Not a Tiger, but Maybe a Chicken in Your Tank
Wednesday, January 3, 2007
DEXTER, Mo. -- Jerry Bagby is typical of the oil men who are prospecting for a fortune in the Midwestern biofuels boom: He's convinced there's oil in these hills. And he's found a well that few others are pumping.
Bagby and a longtime friend have cobbled together $5 million to build a new biodiesel plant on the lonely croplands outside this southeast Missouri town. They're betting that their company, Global Fuels, can hit paydirt by exploiting a generally overlooked natural resource that's abundant in these parts -- chicken fat.
There's a virtual gusher of the stuff at a nearby Tyson Foods poultry plant. The low-quality fat is shipped out of state to be rendered and used as a cheap ingredient in pet food, soap and other products.
Bagby and his partner, Harold Williams, plan to refine the gooey substance, mix it with soybean oil and produce about 3 million gallons of biodiesel annually.

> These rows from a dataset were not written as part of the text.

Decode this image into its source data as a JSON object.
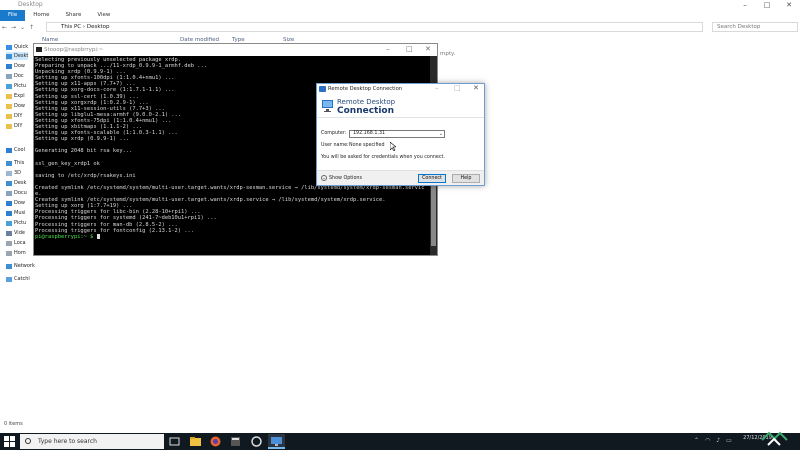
{
  "explorer": {
    "title": "Desktop",
    "tabs": [
      "File",
      "Home",
      "Share",
      "View"
    ],
    "breadcrumb": [
      "This PC",
      "Desktop"
    ],
    "search_placeholder": "Search Desktop",
    "columns": [
      "Name",
      "Date modified",
      "Type",
      "Size"
    ],
    "sidebar": [
      "Quick",
      "Deskt",
      "Dow",
      "Doc",
      "Pictu",
      "Expl",
      "Dow",
      "DIY",
      "DIY",
      "Cool",
      "This",
      "3D",
      "Desk",
      "Docu",
      "Dow",
      "Musi",
      "Pictu",
      "Vide",
      "Loca",
      "Hom",
      "Network",
      "Catchl"
    ],
    "status": "0 items",
    "empty_note": "mpty."
  },
  "terminal": {
    "title": "Stooop@raspbrrypi:~",
    "lines": [
      "Selecting previously unselected package xrdp.",
      "Preparing to unpack .../11-xrdp_0.9.9-1_armhf.deb ...",
      "Unpacking xrdp (0.9.9-1) ...",
      "Setting up xfonts-100dpi (1:1.0.4+nmu1) ...",
      "Setting up x11-apps (7.7+7) ...",
      "Setting up xorg-docs-core (1:1.7.1-1.1) ...",
      "Setting up ssl-cert (1.0.39) ...",
      "Setting up xorgxrdp (1:0.2.9-1) ...",
      "Setting up x11-session-utils (7.7+3) ...",
      "Setting up libglu1-mesa:armhf (9.0.0-2.1) ...",
      "Setting up xfonts-75dpi (1:1.0.4+nmu1) ...",
      "Setting up xbitmaps (1.1.1-2) ...",
      "Setting up xfonts-scalable (1:1.0.3-1.1) ...",
      "Setting up xrdp (0.9.9-1) ...",
      "",
      "Generating 2048 bit rsa key...",
      "",
      "ssl_gen_key_xrdp1 ok",
      "",
      "saving to /etc/xrdp/rsakeys.ini",
      "",
      "Created symlink /etc/systemd/system/multi-user.target.wants/xrdp-sesman.service → /lib/systemd/system/xrdp-sesman.servic",
      "e.",
      "Created symlink /etc/systemd/system/multi-user.target.wants/xrdp.service → /lib/systemd/system/xrdp.service.",
      "Setting up xorg (1:7.7+19) ...",
      "Processing triggers for libc-bin (2.28-10+rpi1) ...",
      "Processing triggers for systemd (241-7~deb10u1+rpi1) ...",
      "Processing triggers for man-db (2.8.5-2) ...",
      "Processing triggers for fontconfig (2.13.1-2) ..."
    ],
    "prompt": "pi@raspberrypi:~ $"
  },
  "rdp": {
    "title": "Remote Desktop Connection",
    "banner_line1": "Remote Desktop",
    "banner_line2": "Connection",
    "computer_label": "Computer:",
    "computer_value": "192.168.1.31",
    "username_label": "User name:",
    "username_value": "None specified",
    "note": "You will be asked for credentials when you connect.",
    "show_options": "Show Options",
    "connect": "Connect",
    "help": "Help"
  },
  "taskbar": {
    "search_placeholder": "Type here to search",
    "date": "27/12/2019",
    "time": ""
  },
  "colors": {
    "accent": "#1979ca",
    "taskbar": "#101820",
    "prompt_green": "#4ee24e"
  }
}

Today, only a tiny fraction of U.S. biodiesel is made from chicken fat, but that seems likely to change. The rising cost of soybean oil -- which accounts for roughly 90 percent of all biodiesel fuel stock -- is pushing the industry to exploit cheap and plentiful animal fats.
The nation's biggest meat corporations have taken notice. Tyson Foods announced in November that it had established a renewable-energy division that will be up and running this year. Perdue Farms and Smithfield Foods, Tyson's competitors, are making similar moves.
As meatpackers enter the field, they bring massive amounts of fuel stock, which could make biodiesel cheaper and more plentiful.
The shift to animal fat as a fuel stock could be key to making the budding biodiesel industry a reliable fuel source for U.S. trucking fleets, said Vernon Eidman, a professor of economics at the University of Minnesota who has studied the biofuels industry extensively.
Eidman estimates that within five years the United States will produce 1 billion gallons of biodiesel and that half of it will be made from animal fat. By that time, soybean-based biodiesel will account for about 20 percent of the total, he said.
For fuel refiners like Bagby, the allure of animal fat is clear. Soybean oil costs 33 cents a pound, while chicken fat costs 19 cents. He plans to include soybean oil in his blend only because it adds necessary lubrication for engine parts.
"Soybean oil is more expensive than other products, so we just use enough of it to make the system run clean," Bagby said, gesturing toward a row of pipes and vats being installed in his new refinery.
For companies such as Tyson, the attraction is simple. The nation's biggest meat company, Tyson is also the biggest producer of leftover fat from chicken, cattle and hogs.